Le dauphin du Gange fait rarement parler de lui et pour cause…
C’est le plus timide et le plus discret de tous les dauphins du monde.  Presque aveugle, ce cétacé au long bec vit dans les eaux ocres du fleuve le plus sacré de l’Inde depuis des millions d’années.
La taille de son melon est impressionnante. Comme tous les odontocètes, le « susu » utilise ses clics pour trouver sa nourriture, mais il est le seul à vivre sa vie entière dans un environnement très sombre. Ses yeux se sont réduits à des piqûres d’aiguille et ne perçoivent rien d’autre que le contraste entre l’obscurité et la lumière. Son écholocation sophistiquée lui permet en revanche se passer de la vue, dans cet univers d’eaux limoneuses où de toutes façons, l’on ne voit rien.  Le cou à angle droit, il nage sur le côté et scanne les fonds boueux de ses ultrasons pour découvrir ses proies.

Durant la mousson, quand le fleuve est en crue, le « susu » remonte le Gange vers des affluents secondaires et retourne dans des eaux plus profondes à la saison sèche. Seule sa tête émerge de l’eau lorsqu’il se déplace, ce qui le rend presque indétectable pour les observateurs. En dépit de leur apparence primitive, le « susu » est une partie intégrante de l’écosystème des rivières où il demeure . Il reste moins de 4000 individus à l’état sauvage, et aucun n’a jamais survécu en captivité.

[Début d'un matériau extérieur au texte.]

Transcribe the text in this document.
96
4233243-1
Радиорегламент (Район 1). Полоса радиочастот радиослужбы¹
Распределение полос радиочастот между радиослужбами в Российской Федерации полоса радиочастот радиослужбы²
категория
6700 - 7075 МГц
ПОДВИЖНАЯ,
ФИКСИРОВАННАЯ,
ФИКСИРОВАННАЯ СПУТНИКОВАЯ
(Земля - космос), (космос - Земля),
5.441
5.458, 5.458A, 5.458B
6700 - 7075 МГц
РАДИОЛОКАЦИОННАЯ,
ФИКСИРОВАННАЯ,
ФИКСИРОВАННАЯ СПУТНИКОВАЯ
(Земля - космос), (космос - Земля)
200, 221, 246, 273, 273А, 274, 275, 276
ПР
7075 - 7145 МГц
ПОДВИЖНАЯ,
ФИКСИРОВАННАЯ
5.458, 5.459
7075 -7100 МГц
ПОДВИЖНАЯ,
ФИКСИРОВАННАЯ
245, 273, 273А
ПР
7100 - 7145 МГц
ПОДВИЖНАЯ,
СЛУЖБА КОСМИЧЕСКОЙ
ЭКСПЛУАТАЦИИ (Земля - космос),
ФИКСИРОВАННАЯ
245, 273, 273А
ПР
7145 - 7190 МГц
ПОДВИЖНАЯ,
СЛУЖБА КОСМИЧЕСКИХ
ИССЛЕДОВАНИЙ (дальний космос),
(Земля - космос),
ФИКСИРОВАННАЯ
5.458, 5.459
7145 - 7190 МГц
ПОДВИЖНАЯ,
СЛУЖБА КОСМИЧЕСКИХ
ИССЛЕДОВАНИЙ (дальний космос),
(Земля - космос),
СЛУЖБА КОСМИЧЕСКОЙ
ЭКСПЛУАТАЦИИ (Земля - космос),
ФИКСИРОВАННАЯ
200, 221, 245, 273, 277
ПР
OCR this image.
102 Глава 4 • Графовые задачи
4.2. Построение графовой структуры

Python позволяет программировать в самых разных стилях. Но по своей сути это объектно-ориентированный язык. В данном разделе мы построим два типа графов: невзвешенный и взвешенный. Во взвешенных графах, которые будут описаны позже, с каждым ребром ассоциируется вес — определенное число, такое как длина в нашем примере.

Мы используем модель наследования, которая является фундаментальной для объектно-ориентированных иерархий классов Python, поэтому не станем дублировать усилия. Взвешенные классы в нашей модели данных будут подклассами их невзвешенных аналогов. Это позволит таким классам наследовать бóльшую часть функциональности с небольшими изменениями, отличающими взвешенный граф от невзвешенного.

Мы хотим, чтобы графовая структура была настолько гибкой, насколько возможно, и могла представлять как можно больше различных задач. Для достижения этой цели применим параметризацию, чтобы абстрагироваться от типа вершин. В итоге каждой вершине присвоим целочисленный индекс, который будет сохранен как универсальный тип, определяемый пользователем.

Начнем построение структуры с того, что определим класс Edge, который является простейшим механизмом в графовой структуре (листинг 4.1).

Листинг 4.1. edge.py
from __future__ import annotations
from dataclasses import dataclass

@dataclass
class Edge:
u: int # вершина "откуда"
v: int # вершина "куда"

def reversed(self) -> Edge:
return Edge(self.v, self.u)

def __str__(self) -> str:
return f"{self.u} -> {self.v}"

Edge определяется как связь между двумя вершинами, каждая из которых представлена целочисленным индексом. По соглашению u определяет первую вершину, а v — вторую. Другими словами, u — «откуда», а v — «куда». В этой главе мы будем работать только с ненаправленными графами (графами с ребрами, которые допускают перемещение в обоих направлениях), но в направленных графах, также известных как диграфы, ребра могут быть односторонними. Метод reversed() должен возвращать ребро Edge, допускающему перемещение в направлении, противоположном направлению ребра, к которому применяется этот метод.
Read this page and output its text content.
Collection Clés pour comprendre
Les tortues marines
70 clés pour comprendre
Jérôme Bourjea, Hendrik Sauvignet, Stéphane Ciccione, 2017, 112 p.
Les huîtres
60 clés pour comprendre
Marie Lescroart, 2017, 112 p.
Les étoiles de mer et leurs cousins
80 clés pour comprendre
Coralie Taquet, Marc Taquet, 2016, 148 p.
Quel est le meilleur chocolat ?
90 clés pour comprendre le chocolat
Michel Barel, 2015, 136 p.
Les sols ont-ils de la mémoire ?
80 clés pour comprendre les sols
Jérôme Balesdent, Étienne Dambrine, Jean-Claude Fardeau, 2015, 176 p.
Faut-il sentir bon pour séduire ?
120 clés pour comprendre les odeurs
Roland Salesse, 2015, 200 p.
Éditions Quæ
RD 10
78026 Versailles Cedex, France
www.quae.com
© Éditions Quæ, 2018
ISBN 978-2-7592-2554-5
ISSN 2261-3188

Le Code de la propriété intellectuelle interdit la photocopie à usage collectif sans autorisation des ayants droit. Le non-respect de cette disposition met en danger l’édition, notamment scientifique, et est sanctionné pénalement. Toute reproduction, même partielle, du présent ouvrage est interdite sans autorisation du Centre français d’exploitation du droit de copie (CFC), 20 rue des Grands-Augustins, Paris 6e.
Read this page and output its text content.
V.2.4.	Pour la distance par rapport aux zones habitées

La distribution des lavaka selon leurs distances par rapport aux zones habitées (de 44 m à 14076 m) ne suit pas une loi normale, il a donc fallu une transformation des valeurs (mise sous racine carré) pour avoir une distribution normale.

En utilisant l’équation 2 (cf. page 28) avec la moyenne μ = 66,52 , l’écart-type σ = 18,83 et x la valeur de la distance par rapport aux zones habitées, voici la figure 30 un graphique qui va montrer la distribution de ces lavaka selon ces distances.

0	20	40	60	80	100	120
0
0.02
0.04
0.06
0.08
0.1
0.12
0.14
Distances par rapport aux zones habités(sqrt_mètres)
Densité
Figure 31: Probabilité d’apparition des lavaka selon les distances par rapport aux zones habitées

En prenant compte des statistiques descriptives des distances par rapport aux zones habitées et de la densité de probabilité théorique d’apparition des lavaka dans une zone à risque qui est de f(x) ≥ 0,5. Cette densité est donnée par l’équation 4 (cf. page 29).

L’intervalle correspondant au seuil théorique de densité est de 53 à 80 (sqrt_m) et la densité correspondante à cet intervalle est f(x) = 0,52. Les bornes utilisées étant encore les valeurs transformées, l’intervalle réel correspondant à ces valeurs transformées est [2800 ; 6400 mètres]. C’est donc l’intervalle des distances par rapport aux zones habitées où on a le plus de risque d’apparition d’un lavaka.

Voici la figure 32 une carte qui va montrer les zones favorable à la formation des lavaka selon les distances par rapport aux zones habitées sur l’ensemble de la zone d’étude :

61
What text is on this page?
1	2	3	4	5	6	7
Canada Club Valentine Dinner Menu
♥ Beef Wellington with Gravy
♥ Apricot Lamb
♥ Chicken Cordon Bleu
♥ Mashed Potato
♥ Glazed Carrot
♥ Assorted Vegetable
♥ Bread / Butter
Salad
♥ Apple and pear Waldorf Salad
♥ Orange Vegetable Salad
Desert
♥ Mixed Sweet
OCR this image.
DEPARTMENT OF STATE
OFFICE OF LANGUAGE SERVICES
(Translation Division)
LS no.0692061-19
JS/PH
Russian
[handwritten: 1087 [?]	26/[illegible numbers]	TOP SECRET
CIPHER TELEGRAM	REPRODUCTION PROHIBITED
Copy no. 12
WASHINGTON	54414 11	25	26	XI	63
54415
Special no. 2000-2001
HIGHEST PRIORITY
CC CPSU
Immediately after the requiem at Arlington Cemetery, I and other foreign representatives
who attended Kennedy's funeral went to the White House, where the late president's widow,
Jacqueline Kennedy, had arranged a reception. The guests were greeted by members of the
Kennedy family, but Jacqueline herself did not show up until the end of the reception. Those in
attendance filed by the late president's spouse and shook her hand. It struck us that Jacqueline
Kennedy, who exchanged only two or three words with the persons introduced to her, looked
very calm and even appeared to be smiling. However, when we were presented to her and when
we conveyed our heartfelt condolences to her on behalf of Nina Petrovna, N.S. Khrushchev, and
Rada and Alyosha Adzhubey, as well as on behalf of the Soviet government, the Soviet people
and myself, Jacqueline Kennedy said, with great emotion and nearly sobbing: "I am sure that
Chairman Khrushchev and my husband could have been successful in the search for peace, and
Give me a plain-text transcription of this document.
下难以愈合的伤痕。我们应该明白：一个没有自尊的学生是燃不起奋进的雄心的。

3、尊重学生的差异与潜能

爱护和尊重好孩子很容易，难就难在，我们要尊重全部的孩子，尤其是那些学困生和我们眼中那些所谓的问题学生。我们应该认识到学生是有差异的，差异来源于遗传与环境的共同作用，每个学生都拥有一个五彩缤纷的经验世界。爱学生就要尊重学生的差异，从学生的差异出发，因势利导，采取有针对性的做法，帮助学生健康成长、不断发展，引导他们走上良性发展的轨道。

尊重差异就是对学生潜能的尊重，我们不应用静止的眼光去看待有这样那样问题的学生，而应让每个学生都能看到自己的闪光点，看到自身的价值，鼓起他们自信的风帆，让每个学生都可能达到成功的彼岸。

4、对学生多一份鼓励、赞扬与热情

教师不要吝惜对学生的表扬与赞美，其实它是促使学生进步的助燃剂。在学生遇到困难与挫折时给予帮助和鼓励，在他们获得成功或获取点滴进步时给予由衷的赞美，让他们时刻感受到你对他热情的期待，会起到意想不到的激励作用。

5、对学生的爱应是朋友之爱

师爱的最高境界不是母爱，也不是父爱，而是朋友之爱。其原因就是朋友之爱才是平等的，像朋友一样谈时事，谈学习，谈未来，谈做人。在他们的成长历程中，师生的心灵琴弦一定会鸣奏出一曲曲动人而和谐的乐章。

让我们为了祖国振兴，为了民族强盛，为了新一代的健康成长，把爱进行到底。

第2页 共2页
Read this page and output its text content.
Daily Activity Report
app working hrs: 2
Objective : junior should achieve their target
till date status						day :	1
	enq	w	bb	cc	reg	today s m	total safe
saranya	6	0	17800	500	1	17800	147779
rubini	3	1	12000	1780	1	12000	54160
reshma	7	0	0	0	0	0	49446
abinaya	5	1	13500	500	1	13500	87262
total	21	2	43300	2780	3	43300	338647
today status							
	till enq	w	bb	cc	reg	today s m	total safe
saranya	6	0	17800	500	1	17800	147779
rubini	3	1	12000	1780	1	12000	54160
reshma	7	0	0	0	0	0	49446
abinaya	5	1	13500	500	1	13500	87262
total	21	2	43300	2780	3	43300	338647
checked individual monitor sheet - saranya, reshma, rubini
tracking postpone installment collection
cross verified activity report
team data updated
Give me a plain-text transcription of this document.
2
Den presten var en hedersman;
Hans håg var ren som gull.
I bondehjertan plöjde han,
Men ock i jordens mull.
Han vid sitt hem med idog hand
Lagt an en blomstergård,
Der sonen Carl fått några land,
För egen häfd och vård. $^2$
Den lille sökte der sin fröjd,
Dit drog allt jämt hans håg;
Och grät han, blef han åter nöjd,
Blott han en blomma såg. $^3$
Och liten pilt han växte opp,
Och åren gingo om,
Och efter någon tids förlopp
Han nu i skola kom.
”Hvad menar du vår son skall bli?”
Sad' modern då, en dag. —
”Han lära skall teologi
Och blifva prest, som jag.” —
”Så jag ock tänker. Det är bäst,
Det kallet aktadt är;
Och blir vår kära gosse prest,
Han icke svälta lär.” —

On ne sait donc presque rien de sa vie sociale et culturelle.
Il semble que ce dauphin se déplace par petits groupes ou en en solitaire. On voit le plus souvent une mère et son enfant voyager de concert. Les delphineaux sont bruns chocolat à la naissance et les femelles sont plus grandes que les mâles.
Mais à part ça ? Nous ignorons s’ils ont des dialectes ou non, s’il existe chez eux des clans largement dispersés et quelles sont leurs techniques de chasse sous l’eau. Observer des dauphins du Gange hors de l’eau relève déjà de l’exploit, à moins bien sûr de se contenter d’en compter les cadavres. Quant à communiquer avec eux, à sonder les mystères de leur identité profonde, voilà bien un rêve qui ne se réalisera sans doute jamais…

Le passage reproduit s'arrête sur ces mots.